Jan. 2nd, 2013

elionwyr: (Default)

Well, I wrote out a long long post about the past few weeks, and my app lost most of it.

So instead, I'll write that whilst ultimately I had a really good visit, and a good friend picked me up tonight after over seven hours of traveling to get back to Pittsburgh, I am sitting here, surrounded by softly purring cats, feeling wound up over someone saying they had problems with me as a manager.

Now, the truths behind that are (a) no one is beloved by everyone; (b) I was put into a management role although I was vocal about not thinking it was necessary; (c) the individual in question did things wrong and when it was my job to correct that, I did; (d) when it wasn't my job to say something, I still did, based on what I understood the rules to be...and then I apologized for what I'd said because it wasn't my place to do so; (e) based on most of our interactions, including the last time we saw each other, I assumed we were on good terms. Apparently I was mistaken. (I begin to suspect there's a whole pile of issues being carried around by the gentleman in question that have nothing to do with me, to be honest.)

I am bothered because, clearly, he and I have a very different set of experience memories. And because there's precious little I won't discuss, so I'm sad that we didn't talk it out...as well as sad that I apparently misinterpreted our acquaintanceship. And because, overall, I am a damned good manager, with a damned good track record and reputation...so it bothers me that I missed something.

But. There's that pesky point a up there.

So I can obsess about something said about me, but not to me, or I can...ya know, not.

[livejournal.com profile] popfiend used to post Drama Free Thursday essays, and frequently the just came down to, "What do you want to focus on?" It's usually pretty darn tempting to focus on the bad - the negative voices, the things we can't fix, all the words and thoughts and nasty that we can use to beat ourselves up with.

That feeds the drama.
That makes it harder to look up and see the good.
And Life contains so much GOOD.

I know some amazing, good, talented, evolved people.
I'd much rather use them as a mirror, I'd so much rather give them real estate in my head, than give energy or attention to people that do not enrich my life.
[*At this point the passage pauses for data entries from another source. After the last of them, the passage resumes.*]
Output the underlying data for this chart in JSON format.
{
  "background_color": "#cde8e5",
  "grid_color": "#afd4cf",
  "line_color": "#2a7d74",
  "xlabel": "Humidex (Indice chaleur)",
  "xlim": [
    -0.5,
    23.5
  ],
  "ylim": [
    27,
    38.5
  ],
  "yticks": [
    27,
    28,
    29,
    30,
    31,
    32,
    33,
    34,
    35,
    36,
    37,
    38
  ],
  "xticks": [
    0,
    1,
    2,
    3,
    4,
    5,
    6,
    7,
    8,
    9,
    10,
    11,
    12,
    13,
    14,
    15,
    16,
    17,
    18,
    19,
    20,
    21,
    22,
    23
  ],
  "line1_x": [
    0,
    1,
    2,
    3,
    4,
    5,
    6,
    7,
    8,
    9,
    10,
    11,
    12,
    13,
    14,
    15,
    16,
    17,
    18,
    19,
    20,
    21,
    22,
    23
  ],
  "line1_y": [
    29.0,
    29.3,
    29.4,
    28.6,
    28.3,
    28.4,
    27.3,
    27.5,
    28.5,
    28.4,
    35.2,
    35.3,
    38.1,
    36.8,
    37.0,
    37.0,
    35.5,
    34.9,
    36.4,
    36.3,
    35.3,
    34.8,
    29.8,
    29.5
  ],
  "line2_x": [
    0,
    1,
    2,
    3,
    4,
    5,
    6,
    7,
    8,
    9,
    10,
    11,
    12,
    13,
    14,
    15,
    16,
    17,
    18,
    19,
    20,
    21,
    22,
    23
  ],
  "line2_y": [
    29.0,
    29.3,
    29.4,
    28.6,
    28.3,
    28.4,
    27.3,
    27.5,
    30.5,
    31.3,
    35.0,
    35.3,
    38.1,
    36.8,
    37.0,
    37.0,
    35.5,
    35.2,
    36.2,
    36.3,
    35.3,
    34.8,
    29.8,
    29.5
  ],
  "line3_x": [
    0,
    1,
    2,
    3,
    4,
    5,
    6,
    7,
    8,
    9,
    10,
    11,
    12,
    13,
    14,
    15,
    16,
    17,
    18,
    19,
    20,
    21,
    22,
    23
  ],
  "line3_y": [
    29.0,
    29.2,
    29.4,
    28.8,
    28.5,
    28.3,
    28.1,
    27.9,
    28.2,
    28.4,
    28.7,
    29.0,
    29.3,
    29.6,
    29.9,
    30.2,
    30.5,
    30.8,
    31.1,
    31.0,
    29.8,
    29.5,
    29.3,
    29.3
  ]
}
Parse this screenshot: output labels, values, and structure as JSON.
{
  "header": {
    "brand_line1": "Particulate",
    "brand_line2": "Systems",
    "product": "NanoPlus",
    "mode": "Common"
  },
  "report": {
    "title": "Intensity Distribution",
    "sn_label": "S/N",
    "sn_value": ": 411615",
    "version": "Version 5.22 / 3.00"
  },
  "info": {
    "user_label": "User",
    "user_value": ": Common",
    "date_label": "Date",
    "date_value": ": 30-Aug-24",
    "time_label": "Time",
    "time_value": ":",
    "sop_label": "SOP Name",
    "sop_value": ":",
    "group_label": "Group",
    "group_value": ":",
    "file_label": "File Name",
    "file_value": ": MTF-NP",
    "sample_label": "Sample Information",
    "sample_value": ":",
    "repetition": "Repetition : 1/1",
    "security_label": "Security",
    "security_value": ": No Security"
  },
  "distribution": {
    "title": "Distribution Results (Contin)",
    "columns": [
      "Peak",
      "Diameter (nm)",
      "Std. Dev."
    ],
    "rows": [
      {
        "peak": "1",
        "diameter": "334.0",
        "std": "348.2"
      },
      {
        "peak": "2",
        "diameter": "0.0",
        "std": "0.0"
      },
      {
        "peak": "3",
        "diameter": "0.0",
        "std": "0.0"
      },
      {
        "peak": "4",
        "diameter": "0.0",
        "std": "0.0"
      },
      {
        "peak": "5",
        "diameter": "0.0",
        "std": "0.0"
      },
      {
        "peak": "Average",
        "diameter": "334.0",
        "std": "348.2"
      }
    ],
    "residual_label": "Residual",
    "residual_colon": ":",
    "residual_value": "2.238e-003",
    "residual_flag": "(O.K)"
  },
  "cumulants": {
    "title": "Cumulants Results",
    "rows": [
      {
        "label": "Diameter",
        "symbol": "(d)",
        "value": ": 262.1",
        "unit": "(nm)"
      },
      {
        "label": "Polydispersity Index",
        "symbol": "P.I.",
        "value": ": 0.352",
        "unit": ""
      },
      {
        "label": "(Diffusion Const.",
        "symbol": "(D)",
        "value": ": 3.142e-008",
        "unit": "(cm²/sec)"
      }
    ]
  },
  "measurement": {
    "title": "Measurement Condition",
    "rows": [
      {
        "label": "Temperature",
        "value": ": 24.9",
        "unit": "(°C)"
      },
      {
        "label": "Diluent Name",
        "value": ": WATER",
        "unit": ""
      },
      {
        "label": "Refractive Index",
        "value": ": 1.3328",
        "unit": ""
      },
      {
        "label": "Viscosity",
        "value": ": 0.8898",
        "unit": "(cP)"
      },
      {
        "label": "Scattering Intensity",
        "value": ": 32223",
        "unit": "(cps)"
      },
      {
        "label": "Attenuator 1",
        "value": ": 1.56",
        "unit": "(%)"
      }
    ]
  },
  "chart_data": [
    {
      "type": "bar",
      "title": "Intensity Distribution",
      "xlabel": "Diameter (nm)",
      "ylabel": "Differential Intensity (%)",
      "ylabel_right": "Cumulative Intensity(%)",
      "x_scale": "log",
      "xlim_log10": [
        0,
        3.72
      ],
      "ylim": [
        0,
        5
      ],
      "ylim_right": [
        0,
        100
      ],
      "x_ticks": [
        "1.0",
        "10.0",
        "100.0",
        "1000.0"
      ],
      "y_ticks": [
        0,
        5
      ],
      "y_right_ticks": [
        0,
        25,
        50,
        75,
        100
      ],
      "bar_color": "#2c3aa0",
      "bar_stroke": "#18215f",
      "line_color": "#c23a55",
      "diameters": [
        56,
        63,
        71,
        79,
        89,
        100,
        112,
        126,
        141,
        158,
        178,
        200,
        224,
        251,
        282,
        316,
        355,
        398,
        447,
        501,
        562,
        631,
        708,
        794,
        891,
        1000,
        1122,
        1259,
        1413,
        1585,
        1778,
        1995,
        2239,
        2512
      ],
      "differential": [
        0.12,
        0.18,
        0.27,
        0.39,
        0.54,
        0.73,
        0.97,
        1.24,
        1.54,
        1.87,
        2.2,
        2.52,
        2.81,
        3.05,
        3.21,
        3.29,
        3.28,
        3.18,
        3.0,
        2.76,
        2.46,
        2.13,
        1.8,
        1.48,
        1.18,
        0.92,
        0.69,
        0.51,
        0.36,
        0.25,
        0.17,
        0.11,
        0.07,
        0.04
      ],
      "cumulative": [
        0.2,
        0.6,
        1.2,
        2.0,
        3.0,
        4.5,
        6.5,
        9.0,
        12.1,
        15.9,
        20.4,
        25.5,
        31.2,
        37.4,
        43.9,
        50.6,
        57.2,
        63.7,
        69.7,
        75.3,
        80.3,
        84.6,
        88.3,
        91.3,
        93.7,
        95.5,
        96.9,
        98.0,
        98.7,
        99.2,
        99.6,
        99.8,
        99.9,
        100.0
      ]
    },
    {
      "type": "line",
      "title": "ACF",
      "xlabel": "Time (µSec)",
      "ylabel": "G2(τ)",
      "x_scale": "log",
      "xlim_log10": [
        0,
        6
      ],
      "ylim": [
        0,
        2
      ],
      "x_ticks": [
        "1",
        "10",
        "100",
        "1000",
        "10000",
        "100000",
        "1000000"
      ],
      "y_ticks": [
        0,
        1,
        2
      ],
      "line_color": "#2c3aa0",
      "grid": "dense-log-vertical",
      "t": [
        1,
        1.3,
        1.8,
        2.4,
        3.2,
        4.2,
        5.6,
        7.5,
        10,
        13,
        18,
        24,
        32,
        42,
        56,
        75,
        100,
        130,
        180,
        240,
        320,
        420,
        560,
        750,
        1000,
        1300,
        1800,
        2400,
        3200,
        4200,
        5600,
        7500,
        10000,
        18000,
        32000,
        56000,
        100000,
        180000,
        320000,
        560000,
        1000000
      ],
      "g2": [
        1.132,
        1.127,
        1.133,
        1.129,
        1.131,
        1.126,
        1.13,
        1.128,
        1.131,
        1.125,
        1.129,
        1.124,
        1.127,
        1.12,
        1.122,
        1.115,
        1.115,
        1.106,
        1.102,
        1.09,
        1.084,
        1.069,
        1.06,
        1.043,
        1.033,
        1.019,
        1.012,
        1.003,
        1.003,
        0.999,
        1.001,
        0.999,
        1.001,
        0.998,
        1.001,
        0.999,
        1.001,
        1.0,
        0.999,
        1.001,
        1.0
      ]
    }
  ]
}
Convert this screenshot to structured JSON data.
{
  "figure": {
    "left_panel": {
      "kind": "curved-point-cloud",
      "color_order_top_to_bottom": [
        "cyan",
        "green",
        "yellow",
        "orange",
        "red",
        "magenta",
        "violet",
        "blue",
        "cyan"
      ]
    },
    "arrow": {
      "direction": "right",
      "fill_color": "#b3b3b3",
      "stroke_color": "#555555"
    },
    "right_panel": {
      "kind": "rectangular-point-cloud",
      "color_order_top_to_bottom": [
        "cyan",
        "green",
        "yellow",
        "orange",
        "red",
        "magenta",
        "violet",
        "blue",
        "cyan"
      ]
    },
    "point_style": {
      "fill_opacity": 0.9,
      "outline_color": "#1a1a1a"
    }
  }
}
Our worlds are made up of our choices.

I'm going to keep on making better-for-me choices.

Posted via LiveJournal app for iPhone.

Forgiveness

Jan. 2nd, 2013 11:42 pm
elionwyr: (Default)

This motivational thingala passed across my Internet stream today, and seemed very timely/relevant.

One of the lessons I've learned from my family is that people are capable of inflicting lots of unintentional hurt. Their inability to register the damage doesn't in itself make them bad. You're just not the thing they're focused on. And so they scatter shrapnel across you and it literally has nothing to do with you.

This? This, I grok.
It's why I don't talk to most of my family. Too much unintentional damage.

(In a healthy family, of course, we would have talked it out and figured out a different path..For my well being, with the family I was dealt, walking away was the road better traveled.)

So. You control what you can. You control your Self.

You can't make someone read your heartfelt apology, or hear your accusation. What you can do is get that thought, that sorrow, that regret, that anger out of your head and out of your throat. You can't make anyone listen..but that doesn't mean you have to hold those things to fester inside you.

And, going back to that image...sometimes people hurt you and have no earthly idea they've done it. You carry that around until, like a splinter, your body works it out of your system.

You find that you've worked the bad out of your system. Or you find that being angry isn't as important as being happy. Or you realize why that word, that action, hurt you, and that it had nothing to do with what you thought after all.

You find that you caught the reflection if that action/word/thought/deed, you owned it, you sculpted it into something and you internalized it, you made it yours in a way no one else could ever have forced you to do.

You realize the ear that needs to hear forgiveness is the only one you can control. Yours.

And so you say 'I forgive you,' and if you're lucky, the other party hears you. And if you're luckier still, you say it, and you believe it, and the badness you're carrying around finally has permission to go away..

Posted via LiveJournal app for iPhone.